The Discourse on Not-Blogging, Part 4

This is not a blog, I keep insisting. But.

I needed to re-familiarize myself on the discourse so far, so I went to the site today to read the pieces in their published context. And what I saw there sure as hell looks like a blog. It reads like a blog.

At the same time, because each piece in the discourse builds on the ones that came before it, it only works properly if the reader reads the pieces in order. Otherwise things get garbled.

Thus another problem with reverse chronology gets revealed.

The Discourse on Blogging and Not Blogging, Part 3

Excepting the occasional time that a certain piece comes to matter to people for some reason or another, a blog exists in an eternal present.
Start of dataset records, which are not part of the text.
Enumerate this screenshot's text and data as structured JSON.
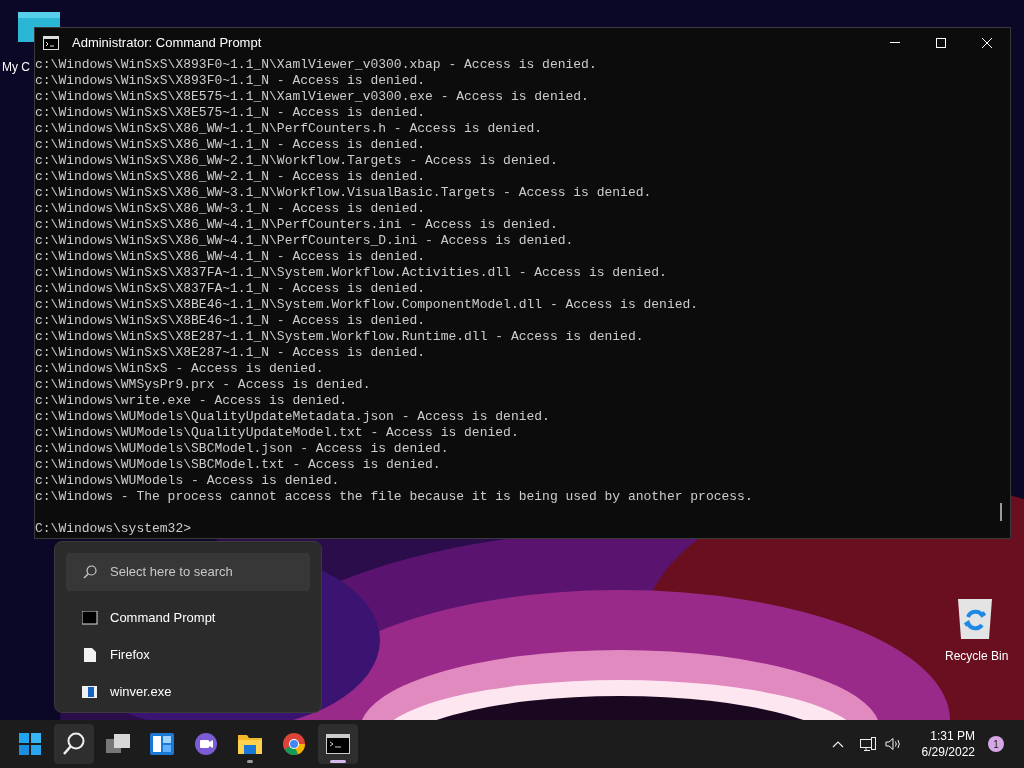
{
  "desktop_icons": [
    {
      "label": "My C",
      "kind": "computer"
    },
    {
      "label": "Recycle Bin",
      "kind": "recycle"
    }
  ],
  "window": {
    "title": "Administrator: Command Prompt",
    "console_lines": [
      "c:\\Windows\\WinSxS\\X893F0~1.1_N\\XamlViewer_v0300.xbap - Access is denied.",
      "c:\\Windows\\WinSxS\\X893F0~1.1_N - Access is denied.",
      "c:\\Windows\\WinSxS\\X8E575~1.1_N\\XamlViewer_v0300.exe - Access is denied.",
      "c:\\Windows\\WinSxS\\X8E575~1.1_N - Access is denied.",
      "c:\\Windows\\WinSxS\\X86_WW~1.1_N\\PerfCounters.h - Access is denied.",
      "c:\\Windows\\WinSxS\\X86_WW~1.1_N - Access is denied.",
      "c:\\Windows\\WinSxS\\X86_WW~2.1_N\\Workflow.Targets - Access is denied.",
      "c:\\Windows\\WinSxS\\X86_WW~2.1_N - Access is denied.",
      "c:\\Windows\\WinSxS\\X86_WW~3.1_N\\Workflow.VisualBasic.Targets - Access is denied.",
      "c:\\Windows\\WinSxS\\X86_WW~3.1_N - Access is denied.",
      "c:\\Windows\\WinSxS\\X86_WW~4.1_N\\PerfCounters.ini - Access is denied.",
      "c:\\Windows\\WinSxS\\X86_WW~4.1_N\\PerfCounters_D.ini - Access is denied.",
      "c:\\Windows\\WinSxS\\X86_WW~4.1_N - Access is denied.",
      "c:\\Windows\\WinSxS\\X837FA~1.1_N\\System.Workflow.Activities.dll - Access is denied.",
      "c:\\Windows\\WinSxS\\X837FA~1.1_N - Access is denied.",
      "c:\\Windows\\WinSxS\\X8BE46~1.1_N\\System.Workflow.ComponentModel.dll - Access is denied.",
      "c:\\Windows\\WinSxS\\X8BE46~1.1_N - Access is denied.",
      "c:\\Windows\\WinSxS\\X8E287~1.1_N\\System.Workflow.Runtime.dll - Access is denied.",
      "c:\\Windows\\WinSxS\\X8E287~1.1_N - Access is denied.",
      "c:\\Windows\\WinSxS - Access is denied.",
      "c:\\Windows\\WMSysPr9.prx - Access is denied.",
      "c:\\Windows\\write.exe - Access is denied.",
      "c:\\Windows\\WUModels\\QualityUpdateMetadata.json - Access is denied.",
      "c:\\Windows\\WUModels\\QualityUpdateModel.txt - Access is denied.",
      "c:\\Windows\\WUModels\\SBCModel.json - Access is denied.",
      "c:\\Windows\\WUModels\\SBCModel.txt - Access is denied.",
      "c:\\Windows\\WUModels - Access is denied.",
      "c:\\Windows - The process cannot access the file because it is being used by another process."
    ],
    "prompt": "C:\\Windows\\system32>"
  },
  "search_popup": {
    "placeholder": "Select here to search",
    "results": [
      {
        "label": "Command Prompt",
        "kind": "console"
      },
      {
        "label": "Firefox",
        "kind": "file"
      },
      {
        "label": "winver.exe",
        "kind": "winver"
      }
    ]
  },
  "taskbar": {
    "apps": [
      {
        "kind": "start",
        "selected": false,
        "running": false
      },
      {
        "kind": "search",
        "selected": true,
        "running": false
      },
      {
        "kind": "taskview",
        "selected": false,
        "running": false
      },
      {
        "kind": "widgets",
        "selected": false,
        "running": false
      },
      {
        "kind": "chat",
        "selected": false,
        "running": false
      },
      {
        "kind": "explorer",
        "selected": false,
        "running": true
      },
      {
        "kind": "chrome",
        "selected": false,
        "running": false
      },
      {
        "kind": "terminal",
        "selected": true,
        "running": true
      }
    ],
    "time": "1:31 PM",
    "date": "6/29/2022",
    "notification_count": "1"
  }
}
It is about the now. That it's usually a single author, often about a single topic, makes it like a degenerate form of newspaper.

And unless there's a reason a piece garnered particular interest, a blogpost from a year ago is a like a newspaper from a year ago: a valueless artifact.

Why would I spend my time writing something like that?

The Discourse on Blogging and Not Blogging, Part 2

I thought about it and thought about it and puzzled about it and wrote about it and puzzled about it some more, and finally I decided it's this:

The blog's most defining characteristic is its reverse-chronology. Through its form, the blog insists that what's most important is what's most recently published. The further down the page the reader has to scroll, the more what's there fades in importance. It's like when you do a Google search. When was the last time you looked beyond the first page to find what you were looking for?

The Discourse on Blogging and Not Blogging, Part 1 (99 Problems)

Back in April of last year, I declared of the work I'm publishing here, This Is Not a Blog. But how useful is that? It's easy to say what something is not. This also is not a large automobile. It is not a pepperoni pizza.

But what is it? I've been struggling with that ever since. I've done a ton of drafting about it, trying to figure it out.

Before I could get any further, I first of all had to figure out what I really meant by blog.

Missive from Another Me

I found this note written in my hand on a piece of scrap paper as I was cleaning out all the crap from my car the other day. I have no idea when it's from, what the context and impulse was, what it was supposed to mean:

Now tell me again this little story, this truth, this thing I must know. Of course you must be careful or too much ink will flow.

Whatever I meant by it, it's kind of awesome.

99 Problems (VII)

A delightful side benefit: It's forcing me to develop my technique. I tend to be let's call it expansive. I'm not very comfortable operating under such strict limits.

It's an editing exercise, I've discovered. When I'm beginning, I allow myself to just say too much. I learn what the topic wants from me. I try on different ways of speaking.

Once the piece reveals what it wants to be, then I seek the balance between too much and too little. I look close and ask, What is unnecessary? I leave only what can't be taken away.

99 Problems (VI)

I still believe that putting writing in front of people every day is crucial. But the way I've been going about it--the way I've been drafting and revising and getting pieces out--just isn't working.

Some days a certain type and length of piece demands to be written, and when that's the case there's no choice but to follow the piece where it leads. But the rest of the time? What then?

A what-if arose: what if I invented a new form? What if I limited myself to only 99 words?

99 Problems (V)

You try something many times without it working. Finally you accept that maybe it just doesn't work.

I've been publishing daily since the spring equinox of 2015. The way I've been going about it has turned out to be continually exhausting, and it's getting in the way of the longer-form writing that I see myself moving into.

Yet I believe that putting something of myself in front of people every day is crucial.

I've been searching for a solution for a long time. And I think I'm finally on to something.

99 Problems: Expand

You live, safe, within an impenetrable metal box. Nothing from the outside can break the box. It shrugs off bullets. A freight train would bounce off.

But you've become trapped in it, crushed by it.

Deep in your heart you know the box will break into a million pieces if you so much as stand up straight.

Is it worth leaving its safety? Ask yourself: when was the last time you took a bullet? When was the last time you were hit by a speeding train?

Expand. Step out into the light.

99 Problems: The Box

You get caught in patterns and within those patterns you find comfort. This space is known. It is safe. You can--you have--lived here.

This safe space, it's like a box. It has impenetrable metal walls. It's bulletproof. It could shield you from the crushing impact of a speeding train.

Within it, you have survived.

But the box doesn't fit you anymore. Right? You bang your fists against the sides. You hate this fucking box.